Gartner believes that the tough economy may push more companies toward software-as-a-service in the next few years, as they look for ways to cut discretionary spending. It's proved popular with existing users, based on a recent survey in which 90 percent of respondents said they planned to maintain or increase their SaaS investments, notes Gartner.
This prediction couldn't be more logical. In tough times, however, logic sometimes flies out the window. Enterprise software buyers, not terribly trendy to begin with, become even more risk-averse for fear of making a costly mistake, reports SilliconValley.com. Such feelings are understandable, considering that some small SaaS providers may vanish in the coming months, say some experts.

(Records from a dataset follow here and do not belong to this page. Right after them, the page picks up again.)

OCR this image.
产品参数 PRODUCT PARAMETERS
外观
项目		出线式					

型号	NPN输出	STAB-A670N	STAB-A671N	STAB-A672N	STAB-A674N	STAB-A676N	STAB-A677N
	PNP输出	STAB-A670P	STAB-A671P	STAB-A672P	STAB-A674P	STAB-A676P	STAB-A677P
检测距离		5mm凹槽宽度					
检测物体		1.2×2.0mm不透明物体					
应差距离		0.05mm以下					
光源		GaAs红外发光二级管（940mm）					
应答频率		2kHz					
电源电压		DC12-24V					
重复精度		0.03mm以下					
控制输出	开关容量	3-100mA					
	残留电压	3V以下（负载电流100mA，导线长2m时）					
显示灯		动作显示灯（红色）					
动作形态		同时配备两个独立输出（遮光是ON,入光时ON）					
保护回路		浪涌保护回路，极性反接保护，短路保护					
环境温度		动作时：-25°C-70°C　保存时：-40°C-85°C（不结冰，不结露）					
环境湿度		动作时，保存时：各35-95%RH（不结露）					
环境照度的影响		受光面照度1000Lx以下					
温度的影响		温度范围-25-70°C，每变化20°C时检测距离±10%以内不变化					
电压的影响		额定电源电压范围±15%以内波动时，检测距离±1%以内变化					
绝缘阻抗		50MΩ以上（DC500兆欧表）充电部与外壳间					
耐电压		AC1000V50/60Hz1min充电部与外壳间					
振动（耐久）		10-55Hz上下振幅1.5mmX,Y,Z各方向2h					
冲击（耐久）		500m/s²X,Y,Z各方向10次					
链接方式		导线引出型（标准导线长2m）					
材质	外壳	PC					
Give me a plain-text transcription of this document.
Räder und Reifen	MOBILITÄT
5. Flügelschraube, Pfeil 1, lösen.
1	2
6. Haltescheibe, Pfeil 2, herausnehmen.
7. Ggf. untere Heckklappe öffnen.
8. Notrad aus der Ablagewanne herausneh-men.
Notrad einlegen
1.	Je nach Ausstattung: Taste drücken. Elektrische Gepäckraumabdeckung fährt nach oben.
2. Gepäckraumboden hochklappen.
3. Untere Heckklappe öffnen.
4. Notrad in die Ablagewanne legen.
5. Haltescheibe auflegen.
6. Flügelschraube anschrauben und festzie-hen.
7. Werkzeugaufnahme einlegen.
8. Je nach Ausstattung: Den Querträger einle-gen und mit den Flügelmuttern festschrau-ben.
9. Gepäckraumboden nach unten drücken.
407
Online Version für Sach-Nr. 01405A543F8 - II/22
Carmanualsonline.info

Referring to a recent conference in Silicon Valley, consultant and longtime SaaS booster Jeff Kaplan says:
There was so much angst in the air.
Revenues are off even at large and financially stable SaaS providers like NetSuite, notes ZDNet's Larry Dignan. He quotes Thomas Weisel analyst Tom Roderick, who says he was "somewhat taken aback" by the scope of a Q3 decline in bookings at NetSuite.
It's a similar picture at SaaS darling Salesforce.com, as I wrote in October. It won't get better for Salesforce any time soon, opines Dignan, as it has been increasingly chasing big corporate accounts -- you know, the companies that are now halting IT spending. SaaS providers stand a better chance in areas where they are not trying to displace giants like Oracle and SAP, concludes Dignan.
The moral of the story: It's going to be a tough couple of quarters ahead for nearly everyone. SaaS providers are no exception.